Here’s how BigCommerce’s growth rates have gone in recent quarters:

  • Q1 2020: +30% YoY
  • Q2 2020: +32% YoY
  • Q3 2020: +41% YoY

Seeing an already public software company accelerate its revenue growth in percentage terms is impressive, and rare.

Two things are happening at BigCommerce. First, Bellm told us that COVID’s e-commerce bump is real, and not bad for his company. That is unsurprising. Second, Bellm highlighted that BigCommerce has benefited from going public, arguing that having his company float has provided visibility into its performance and operations, helping it land more customers.
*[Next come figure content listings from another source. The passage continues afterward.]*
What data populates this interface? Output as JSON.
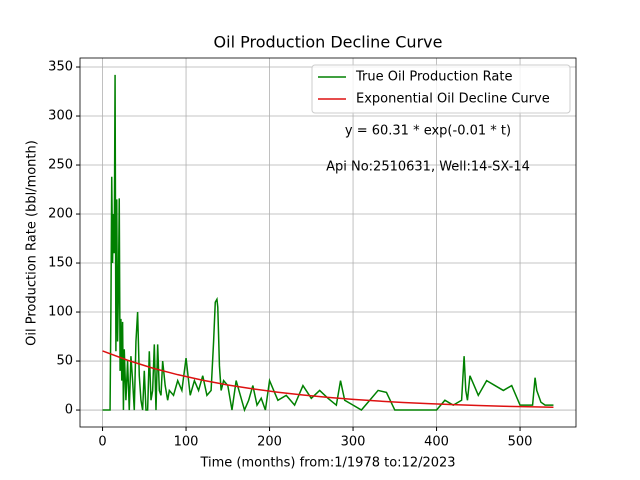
{
  "chart_data": {
    "type": "line",
    "title": "Oil Production Decline Curve",
    "xlabel": "Time (months) from:1/1978 to:12/2023",
    "ylabel": "Oil Production Rate (bbl/month)",
    "annotations": [
      "y = 60.31 * exp(-0.01 * t)",
      "Api No:2510631, Well:14-SX-14"
    ],
    "xlim": [
      -27,
      567
    ],
    "ylim": [
      -17.3,
      359.2
    ],
    "xticks": [
      0,
      100,
      200,
      300,
      400,
      500
    ],
    "yticks": [
      0,
      50,
      100,
      150,
      200,
      250,
      300,
      350
    ],
    "grid": true,
    "legend": "upper right",
    "series": [
      {
        "name": "True Oil Production Rate",
        "color": "#008000",
        "x": [
          0,
          3,
          6,
          9,
          10,
          11,
          12,
          13,
          14,
          15,
          16,
          17,
          18,
          19,
          20,
          21,
          22,
          23,
          24,
          25,
          26,
          28,
          30,
          32,
          34,
          36,
          38,
          40,
          42,
          44,
          46,
          48,
          50,
          52,
          54,
          56,
          58,
          60,
          62,
          64,
          66,
          68,
          70,
          72,
          75,
          78,
          80,
          85,
          90,
          95,
          100,
          105,
          110,
          115,
          120,
          125,
          130,
          133,
          135,
          137,
          138,
          140,
          142,
          145,
          150,
          155,
          160,
          165,
          170,
          175,
          180,
          185,
          190,
          195,
          200,
          210,
          220,
          230,
          240,
          250,
          260,
          270,
          280,
          285,
          290,
          300,
          310,
          320,
          330,
          340,
          350,
          360,
          380,
          400,
          410,
          420,
          430,
          433,
          435,
          437,
          440,
          450,
          460,
          470,
          480,
          490,
          500,
          510,
          515,
          518,
          520,
          525,
          530,
          540
        ],
        "values": [
          0,
          0,
          0,
          0,
          100,
          238,
          150,
          200,
          160,
          342,
          60,
          215,
          70,
          120,
          216,
          40,
          93,
          30,
          90,
          0,
          62,
          10,
          50,
          0,
          55,
          30,
          0,
          70,
          100,
          35,
          10,
          0,
          40,
          0,
          0,
          60,
          10,
          20,
          67,
          0,
          67,
          20,
          15,
          50,
          25,
          10,
          20,
          15,
          30,
          20,
          53,
          15,
          30,
          20,
          35,
          15,
          20,
          70,
          110,
          113,
          105,
          45,
          20,
          30,
          25,
          0,
          30,
          15,
          0,
          10,
          25,
          5,
          12,
          0,
          30,
          10,
          15,
          5,
          25,
          12,
          20,
          12,
          5,
          30,
          10,
          5,
          0,
          10,
          20,
          18,
          0,
          0,
          0,
          0,
          10,
          5,
          10,
          55,
          20,
          10,
          35,
          15,
          30,
          25,
          20,
          25,
          5,
          5,
          5,
          33,
          20,
          8,
          5,
          5
        ]
      },
      {
        "name": "Exponential Oil Decline Curve",
        "color": "#dd1111",
        "x": [
          0,
          30,
          60,
          90,
          120,
          150,
          180,
          210,
          240,
          270,
          300,
          330,
          360,
          390,
          420,
          450,
          480,
          510,
          540
        ],
        "values": [
          60.3,
          50.8,
          42.8,
          36.1,
          30.4,
          25.6,
          21.6,
          18.2,
          15.3,
          12.9,
          10.9,
          9.2,
          7.7,
          6.5,
          5.5,
          4.6,
          3.9,
          3.3,
          2.8
        ]
      }
    ]
  }
}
On strictly the COVID front and current earnings front, it appears that BigCommerce is seeing much more COVID-related acceleration than friction. Adding this to what we saw from Ping and JFrog, it certainly seems that more software companies than not are seeing the balance of COVID-induced market changes wind up as net-positive.

We can see this from our interview notes and from the chart of Q3 performance and Q4 expectations.

Provided no external shocks, software shares could enter 2021 in good standing. For startups hoping to raise once VCs get back from vacation, it’s a great week of news.